Promoting ‘Third Space’ Identities: A Case Study of the Teaching of Business Japanese

Main Article Content

Emi Otsuji
Chihiro Kinoshita Thomson

Abstract

This paper argues that the teaching and learning of a foreign language involves students in the construction of their own identities between cultural and linguistic practices. The study looks at the interconnected practices of the content of the textbook, the classroom teaching and teacher’s ideological stance in relation to students’ gender identity construction. It examines how all the practices jointly contribute to a foreign language learning experience. In particular, the construction of (gender) identities of the learners explicated through a case study of a Japanese business classroom practice.

This paper is a case study, which looks at the treatment of gender, i.e., the ways in which a textbook and a teacher address matters of gender, how two female students received input on gender representations in relation to their ideological stance and identity. Furthermore, it examines how the students responded to gender representation in the textbook, and how teacher practices impacted on this. The result of the study reveals that the students construct their own ‘third space’ in a process of adaptation and appropriation of other cultural and linguistic practices. The limitations posed on students can be addressed by awareness of ‘third space’. This paper concludes with the implication of language teaching and learning and the importance of encouraging students to make a conscious choice in order to position themselves in the ‘third space’. To this end, the explicit incorporation of ‘third space’ in teaching and learning practices on content of the textbook and classroom activities as well as the teachers involvement in creating ‘third space’ environment were proposed.
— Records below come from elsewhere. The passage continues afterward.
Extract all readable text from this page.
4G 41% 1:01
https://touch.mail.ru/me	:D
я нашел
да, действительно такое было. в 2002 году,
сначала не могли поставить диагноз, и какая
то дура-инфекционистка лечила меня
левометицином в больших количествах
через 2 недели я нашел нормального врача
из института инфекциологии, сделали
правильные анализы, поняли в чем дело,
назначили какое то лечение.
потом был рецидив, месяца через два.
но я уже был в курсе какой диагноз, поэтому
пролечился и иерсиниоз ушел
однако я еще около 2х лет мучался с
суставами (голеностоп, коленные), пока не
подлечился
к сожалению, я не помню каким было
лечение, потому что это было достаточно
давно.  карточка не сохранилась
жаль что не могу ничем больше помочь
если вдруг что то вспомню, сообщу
Thus, it is suggested that not only students but also teachers need to reflect and enact as an agent by positioning themselves in the emancipative ‘third space’.

Article Details

Section
The Space Between: Languages, Translations and Cultures Special Issue January 2009 (Peer Reviewed)
Author Biographies

Emi Otsuji, Univiersity of Technology, Sydney

Emi Otsuji is a lecturer at University of Technology, Sydney. Emi’s recent research is to look at how language, identity and culture are negotiated and performed within globalisation. In particular, she examines conversations at a workplace between Japanese and Australians. Her research interests are trans-cultural communication, Japanese business textbook analysis, and language and identity issues within globalisation.

Chihiro Kinoshita Thomson, University of New South Wales

Chihiro Kinoshita Thomson is Associate Professor of Japanese Studies at the University of New South Wales. Chihiro writes on learner autonomy in language learning, innovations in Japanese language teaching and learning as well as gendered language in Japanese and its manifestation in teaching and learning of Japanese as a foreign language. She is the language and linguistics editor for Japanese Studies, the journal of the Japanese Studies Association of Australia.